E il nesting? Superato per alcuni e attualissimo per altri, rinnegato dagli uni o difeso con orgoglio dagli altri.

Due bussole affiancate su sfondo neutro: quella di destra indica il nord con una punta rossa, mentre quella di sinistra punta nella direzione opposta, a simboleggiare le teorie contrastanti nel Revenue Management.

Ma non è solo il revenue a prestarsi a questi cortocircuiti identitari.
Pensa alle dispute eterne in materia di Controllo di Gestione:
USALI come vangelo oppure sistemi costruiti a mano, come si cucirebbe un vestito su misura per un corpo che non rientra negli standard?
Pensa al dilemma dei dilemmi: il caffè. Food o beverage?
Una domanda minuscola capace di aprire crepe filosofiche in consigli di amministrazione insospettabili.
Come se spostare quel grammo di polvere aromatica da un reparto all’altro potesse cambiare il destino di un hotel.
E forse, in modo misterioso, lo fa davvero.

E delle infinite discussioni sul Marketing, vogliamo parlarne?
C’è chi difende il monotarget come un dogma (“Parla a tutti e non parlerai a nessuno!”) e chi, guardando i dati delle richieste che arrivano al booking, decide serenamente che l’unica teoria valida è: “Fatturare”.
Arrivano richieste di gruppi di studenti?

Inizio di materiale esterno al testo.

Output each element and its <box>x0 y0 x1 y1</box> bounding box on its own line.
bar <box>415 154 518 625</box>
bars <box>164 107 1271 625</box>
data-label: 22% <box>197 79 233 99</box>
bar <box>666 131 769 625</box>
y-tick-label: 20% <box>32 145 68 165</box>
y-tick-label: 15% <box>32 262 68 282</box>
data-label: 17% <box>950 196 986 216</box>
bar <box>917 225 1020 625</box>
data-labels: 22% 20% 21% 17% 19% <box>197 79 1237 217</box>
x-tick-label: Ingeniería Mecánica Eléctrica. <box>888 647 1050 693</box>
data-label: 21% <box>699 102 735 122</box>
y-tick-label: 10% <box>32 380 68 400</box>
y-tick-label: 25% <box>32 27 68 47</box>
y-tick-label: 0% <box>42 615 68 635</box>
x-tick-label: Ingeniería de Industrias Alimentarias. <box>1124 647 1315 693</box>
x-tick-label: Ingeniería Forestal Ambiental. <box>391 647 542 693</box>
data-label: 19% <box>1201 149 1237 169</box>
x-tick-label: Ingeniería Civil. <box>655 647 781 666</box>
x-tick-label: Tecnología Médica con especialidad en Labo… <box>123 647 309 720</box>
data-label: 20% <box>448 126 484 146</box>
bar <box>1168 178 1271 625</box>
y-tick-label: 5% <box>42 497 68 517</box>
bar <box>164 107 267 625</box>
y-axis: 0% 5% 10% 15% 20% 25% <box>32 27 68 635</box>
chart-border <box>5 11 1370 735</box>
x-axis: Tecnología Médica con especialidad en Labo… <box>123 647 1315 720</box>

Fantastico.
Richieste business? Ottimo!
Arriva la squadra di bocce di Voghera? Che benedizione!
La realtà, come sempre, si diverte a contraddire i dogmi.

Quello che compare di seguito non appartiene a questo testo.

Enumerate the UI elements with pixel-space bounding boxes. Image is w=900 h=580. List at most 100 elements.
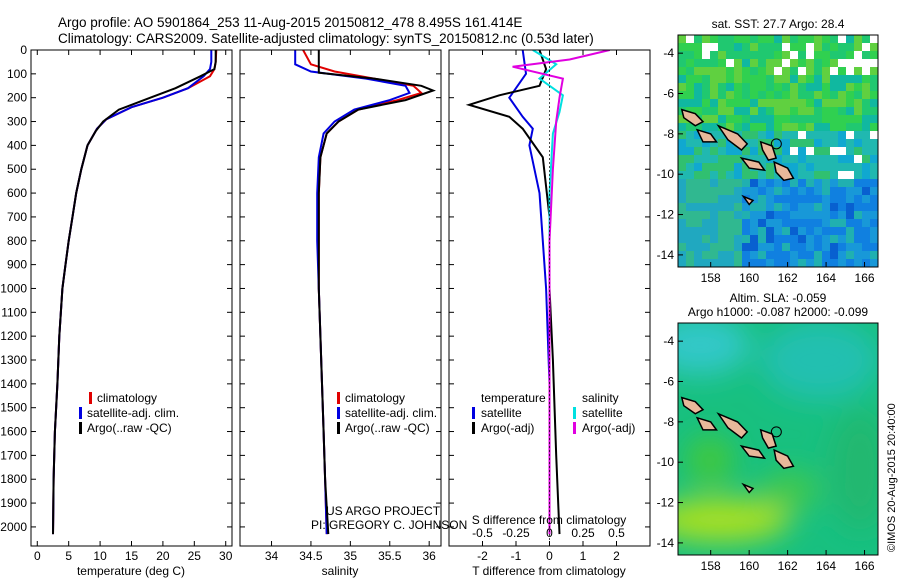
sst-cell xyxy=(734,147,742,155)
sst-cell xyxy=(798,43,806,51)
sst-cell xyxy=(774,195,782,203)
sst-cell xyxy=(710,67,718,75)
sst-cell xyxy=(686,171,694,179)
sst-cell xyxy=(710,163,718,171)
sst-cell xyxy=(766,139,774,147)
sst-cell xyxy=(782,35,790,43)
sst-cell xyxy=(774,219,782,227)
sst-cell xyxy=(822,99,830,107)
sst-cell xyxy=(822,139,830,147)
sst-cell xyxy=(766,99,774,107)
sst-cell xyxy=(782,235,790,243)
sst-cell xyxy=(814,43,822,51)
sst-cell xyxy=(838,195,846,203)
sst-cell xyxy=(830,51,838,59)
sst-cell xyxy=(766,67,774,75)
sst-cell xyxy=(694,147,702,155)
sst-cell xyxy=(678,123,686,131)
sst-cell xyxy=(742,43,750,51)
temperature-panel: 0 5 10 15 20 25 30 temperature (deg C) climato… xyxy=(30,49,233,578)
sst-cell xyxy=(678,235,686,243)
sst-cell xyxy=(798,187,806,195)
depth-tick-label: 1600 xyxy=(0,425,27,439)
sst-cell xyxy=(830,115,838,123)
sst-cell xyxy=(838,139,846,147)
salinity-series-2 xyxy=(317,50,436,535)
sst-cell xyxy=(838,187,846,195)
sst-cell xyxy=(742,235,750,243)
sst-cell xyxy=(798,75,806,83)
sst-cell xyxy=(854,155,862,163)
sst-cell xyxy=(694,123,702,131)
sst-cell xyxy=(814,235,822,243)
sst-cell xyxy=(854,195,862,203)
sst-cell xyxy=(870,227,878,235)
sst-cell xyxy=(798,59,806,67)
sst-cell xyxy=(694,243,702,251)
sst-cell xyxy=(710,43,718,51)
map-ytick-label: -4 xyxy=(663,334,674,348)
sst-cell xyxy=(846,35,854,43)
sst-cell xyxy=(862,179,870,187)
sst-map-title: sat. SST: 27.7 Argo: 28.4 xyxy=(712,17,845,31)
sst-cell xyxy=(694,171,702,179)
sst-cell xyxy=(774,187,782,195)
sst-cell xyxy=(686,123,694,131)
sst-cell xyxy=(774,35,782,43)
sst-cell xyxy=(806,99,814,107)
sst-cell xyxy=(710,147,718,155)
sst-cell xyxy=(806,115,814,123)
sst-cell xyxy=(814,171,822,179)
sst-cell xyxy=(734,211,742,219)
sst-cell xyxy=(734,259,742,267)
sla-map: Altim. SLA: -0.059 Argo h1000: -0.087 h2… xyxy=(657,291,879,573)
sst-cell xyxy=(790,123,798,131)
sst-cell xyxy=(870,235,878,243)
sst-cell xyxy=(726,139,734,147)
sst-cell xyxy=(694,91,702,99)
island xyxy=(695,128,718,143)
depth-tick-label: 700 xyxy=(7,210,27,224)
sst-cell xyxy=(678,171,686,179)
sst-cell xyxy=(798,107,806,115)
sst-cell xyxy=(870,99,878,107)
sst-cell xyxy=(710,155,718,163)
sst-cell xyxy=(798,123,806,131)
sst-cell xyxy=(822,67,830,75)
sst-cell xyxy=(838,43,846,51)
sst-cell xyxy=(750,35,758,43)
sst-cell xyxy=(862,187,870,195)
sst-cell xyxy=(726,123,734,131)
sst-cell xyxy=(806,163,814,171)
sst-cell xyxy=(750,107,758,115)
sst-cell xyxy=(838,227,846,235)
sst-cell xyxy=(806,195,814,203)
sst-cell xyxy=(734,75,742,83)
sst-cell xyxy=(798,67,806,75)
sst-cell xyxy=(686,219,694,227)
sst-cell xyxy=(774,179,782,187)
sst-cell xyxy=(774,99,782,107)
sst-cell xyxy=(718,195,726,203)
sst-cell xyxy=(694,155,702,163)
sst-cell xyxy=(734,35,742,43)
sst-cell xyxy=(758,147,766,155)
sst-cell xyxy=(838,75,846,83)
sst-cell xyxy=(862,131,870,139)
sst-cell xyxy=(702,235,710,243)
sst-cell xyxy=(838,83,846,91)
map-ytick-label: -6 xyxy=(663,375,674,389)
sst-cell xyxy=(742,259,750,267)
sst-cell xyxy=(726,51,734,59)
sst-cell xyxy=(750,179,758,187)
sst-cell xyxy=(862,163,870,171)
sst-cell xyxy=(742,51,750,59)
sst-cell xyxy=(726,67,734,75)
depth-tick-label: 1900 xyxy=(0,496,27,510)
sst-cell xyxy=(710,131,718,139)
sst-cell xyxy=(806,219,814,227)
sst-cell xyxy=(758,59,766,67)
sst-cell xyxy=(686,211,694,219)
sst-cell xyxy=(678,259,686,267)
temperature-xtick-label: 25 xyxy=(188,549,202,563)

Il mondo alberghiero funziona così:
due teorie opposte possono essere entrambe giuste, purché applicate nel contesto corretto.
Non c’è un’unica strada, ma… C’è un unico errore: credere che la propria strada sia l’unica percorribile.
Il resto è mestiere, interpretazione, sensibilità.
È la capacità di leggere un mercato che cambia più velocemente dei manuali che cercano di descriverlo.

Abbiamo superato i listini di alta, media e bassa stagione, ricordate?
Un tempo sembravano eterni (in realtà per alcuni sono ancora attualissimi!)
Oggi sarebbero archeologia.
Chi può dire che le teorie che difendiamo adesso, con tanto fervore, non faranno la stessa fine?
Magari tra dieci anni rideremo dei nostri dibattiti sul profit management (se osservo l’utile, sto facendo Revenue o Profit Management?), sul pricing sotto data (è giusto sbracare i prezzi?) o sull’ADR (va calcolata al netto o al lordo di breakfast e iva?).
Magari scopriremo che il modo migliore per fare revenue sarà qualcosa che oggi non esiste ancora. (A proposito: è giusto dire “fare revenue” o dovremmo dire “applicare i princìpi del Revenue Management”?)

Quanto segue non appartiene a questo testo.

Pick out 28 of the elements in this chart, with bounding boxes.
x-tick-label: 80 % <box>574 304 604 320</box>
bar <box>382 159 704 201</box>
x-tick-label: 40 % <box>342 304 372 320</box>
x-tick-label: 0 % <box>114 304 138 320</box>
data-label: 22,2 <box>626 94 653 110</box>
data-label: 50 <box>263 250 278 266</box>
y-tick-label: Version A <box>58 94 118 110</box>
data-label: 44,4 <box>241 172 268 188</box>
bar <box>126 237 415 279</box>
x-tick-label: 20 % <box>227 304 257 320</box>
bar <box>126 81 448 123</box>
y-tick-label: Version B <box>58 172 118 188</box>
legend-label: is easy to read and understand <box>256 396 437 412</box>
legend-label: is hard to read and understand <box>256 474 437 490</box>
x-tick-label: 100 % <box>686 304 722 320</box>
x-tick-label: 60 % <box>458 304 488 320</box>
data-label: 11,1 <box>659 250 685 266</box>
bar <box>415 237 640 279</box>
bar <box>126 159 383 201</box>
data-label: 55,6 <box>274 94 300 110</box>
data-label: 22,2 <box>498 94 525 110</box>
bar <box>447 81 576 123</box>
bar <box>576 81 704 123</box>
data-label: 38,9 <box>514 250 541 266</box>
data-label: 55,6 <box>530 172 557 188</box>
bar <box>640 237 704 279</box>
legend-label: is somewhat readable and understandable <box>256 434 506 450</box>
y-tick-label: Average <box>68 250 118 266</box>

E allora, forse, la domanda iniziale — “Il revenue è maschietto o femminuccia?” — non è solo un titolo clickbait.
E’ più un promemoria:
quando non riusciamo nemmeno ad accordarci sul nome di ciò che facciamo, forse è il caso di accettare che la nostra professione non ha bisogno di certezze granitiche, ma di rispetto, confronto e disponibilità a guardare le cose da angolazioni diverse.

Il settore dell’ospitalità non è una scienza esatta: è una conversazione infinita.
E le conversazioni migliori nascono quando nessuno entra per dimostrare di avere ragione, ma per capire cosa può imparare dall’altro.

Il revenue, alla fine, ha il sesso che vogliamo dargli.
Quello che conta davvero è che continuiamo a parlarne con ironia, con tecnica e con umiltà, ricordandoci che l’unica teoria sbagliata è quella che smette di farsi domande.